Soon I was faced with delicious quandary: what can only be described as ‘Le Grande Croissant’ and other sweet treats. I was most enthralled by the idea of a pint of tea, costing two pounds, and was amazed when it appeared in front of me. I ordered toast and jam and the young and sprightly staff brought it to me presently. Truly the place to set up academic work in stylish surroundings and book fodder.

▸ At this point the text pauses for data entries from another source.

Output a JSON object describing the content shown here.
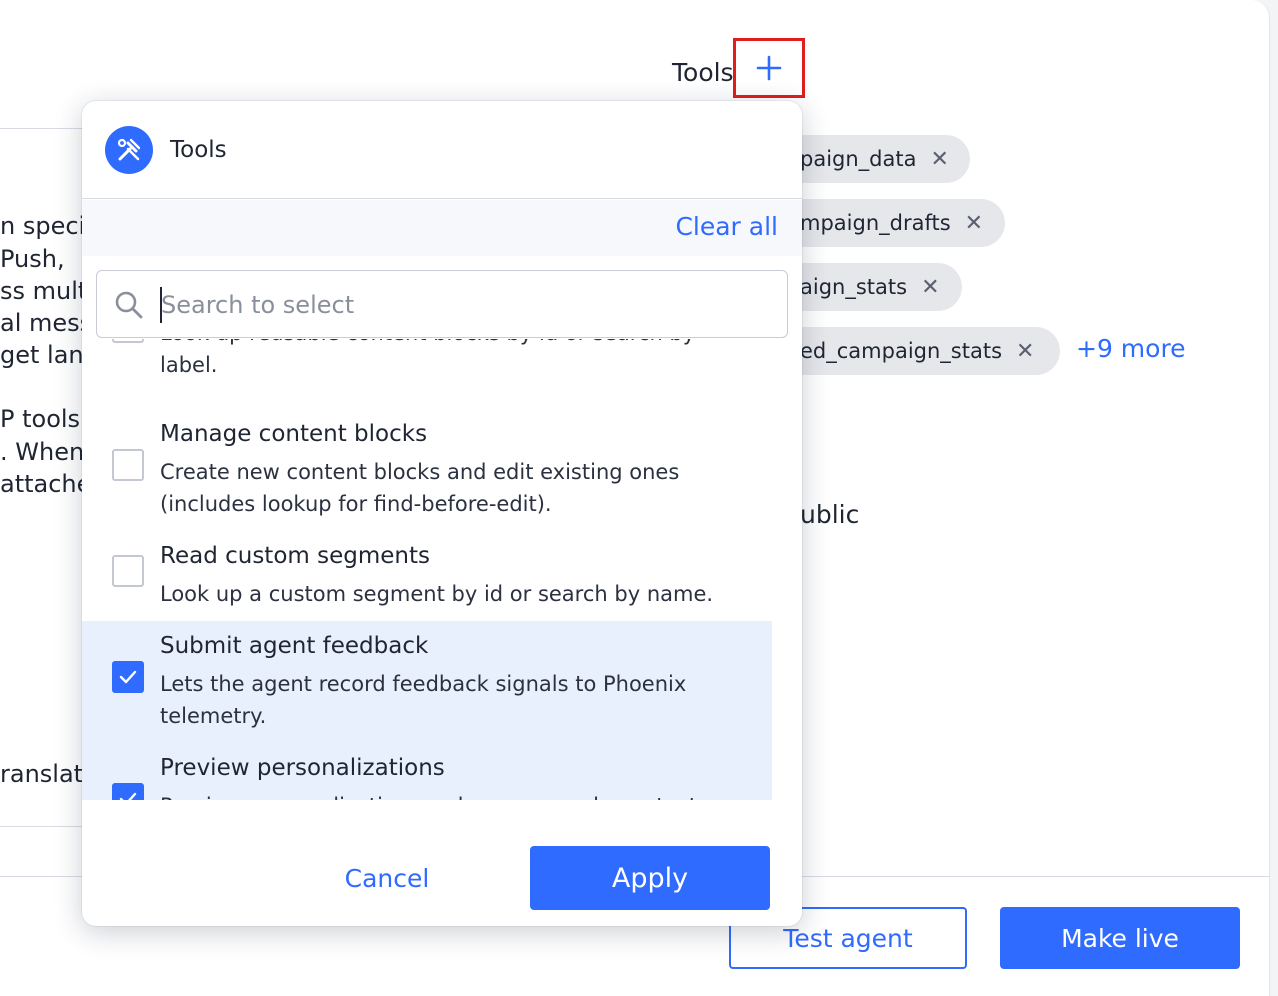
{
  "background": {
    "left_text_lines": [
      "n speci",
      " Push,",
      "ss mult",
      "al mess",
      "get lang",
      "P tools.",
      ". When",
      "attache",
      "ranslat"
    ],
    "tools_label": "Tools",
    "chips": [
      {
        "label": "paign_data"
      },
      {
        "label": "mpaign_drafts"
      },
      {
        "label": "aign_stats"
      },
      {
        "label": "ed_campaign_stats"
      }
    ],
    "chip_remove_glyph": "✕",
    "more_link": "+9 more",
    "public_text": "ublic",
    "test_agent_label": "Test agent",
    "make_live_label": "Make live"
  },
  "popover": {
    "title": "Tools",
    "clear_all": "Clear all",
    "search_placeholder": "Search to select",
    "items": [
      {
        "title": "",
        "desc": "Look up reusable content blocks by id or search by label.",
        "checked": false
      },
      {
        "title": "Manage content blocks",
        "desc": "Create new content blocks and edit existing ones (includes lookup for find-before-edit).",
        "checked": false
      },
      {
        "title": "Read custom segments",
        "desc": "Look up a custom segment by id or search by name.",
        "checked": false
      },
      {
        "title": "Submit agent feedback",
        "desc": "Lets the agent record feedback signals to Phoenix telemetry.",
        "checked": true
      },
      {
        "title": "Preview personalizations",
        "desc": "Preview personalization renders on sample contacts.",
        "checked": true
      }
    ],
    "cancel_label": "Cancel",
    "apply_label": "Apply"
  },
  "colors": {
    "accent": "#2f6bff",
    "highlight": "#e11d1d",
    "selected_row": "#e8f0fe"
  },
  "icons": {
    "add": "plus-icon",
    "tools": "tools-icon",
    "search": "search-icon",
    "check": "check-icon"
  }
}
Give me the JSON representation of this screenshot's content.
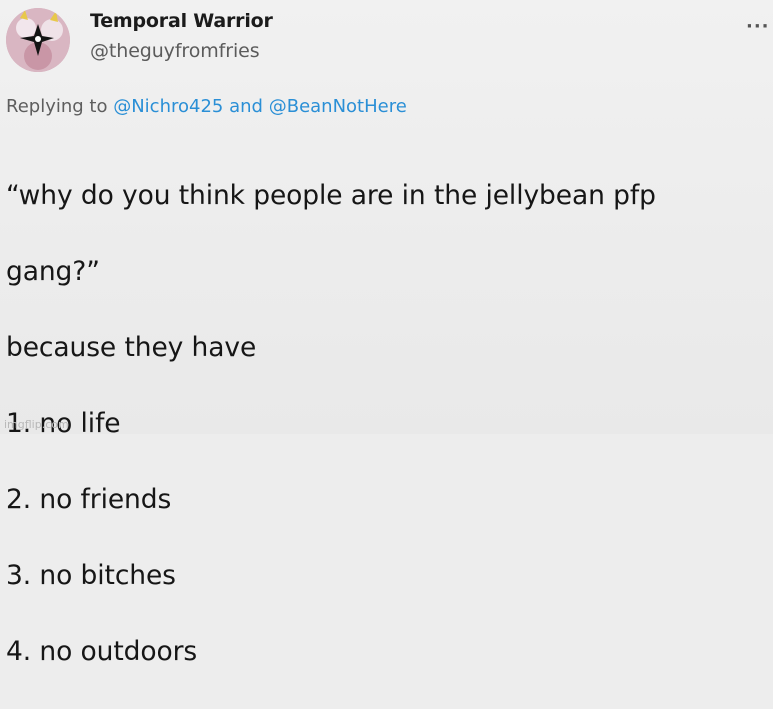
{
  "user": {
    "display_name": "Temporal Warrior",
    "handle": "@theguyfromfries"
  },
  "header": {
    "more_icon": "more-horizontal-icon",
    "more_label": "···"
  },
  "reply": {
    "prefix": "Replying to",
    "mention_1": "@Nichro425",
    "connector": "and",
    "mention_2": "@BeanNotHere",
    "mention_color": "#2a8fd6"
  },
  "tweet": {
    "lines": [
      "“why do you think people are in the jellybean pfp",
      "gang?”",
      "because they have",
      "1. no life",
      "2. no friends",
      "3. no bitches",
      "4. no outdoors"
    ]
  },
  "watermark": {
    "text": "imgflip.com"
  }
}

Visit: Waterstones, 82 Gower Street, London WC1E 6EQ | 0207 636 1577 | Tea for one: £5-7


Patisserie Deux Amis
Fatigué? Reste, dans luxe. Oasis.

Comfortable and welcoming, a lot is made of the finer details here: plants twining around the arch that separates the shop from the tearoom; the beautiful French window that lets in just enough light. There is the idea of some music, though no players to be seen, but still, the delightful strains of Mr Handel were playing out softly when I visited, making it as idyllic a tearoom one could imagine.

I ordered a pot of English breakfast tea with milk from the soya bean, and shaking my head at advances being made in the field of dairy produce , by and by my table was soon filled with the pleasing apparatus of afternoon tea. My bakewell tart—a forkful looked like a many-layered concoction—tickled the taste buds masterfully, and I saw the whiteness of my plate too soon. Recommended for a quiet Saturday afternoon.

Visit: 63 Judd Street, London WC1H 9QT | 0207 383 7029 | Tea for one: £6-8

Photo credit: Jessica Bailey

Expert tips

  • The British Museum and British Library are nearby.
  • Euston and Kings Cross St Pancras train stations are by and by.
  • Literary Royalty dripping off every Square like blue plaqued, rare jewels.
  • Quite a bouquet of bookshops all about.
  • Many fine al fresco eateries and alehouses.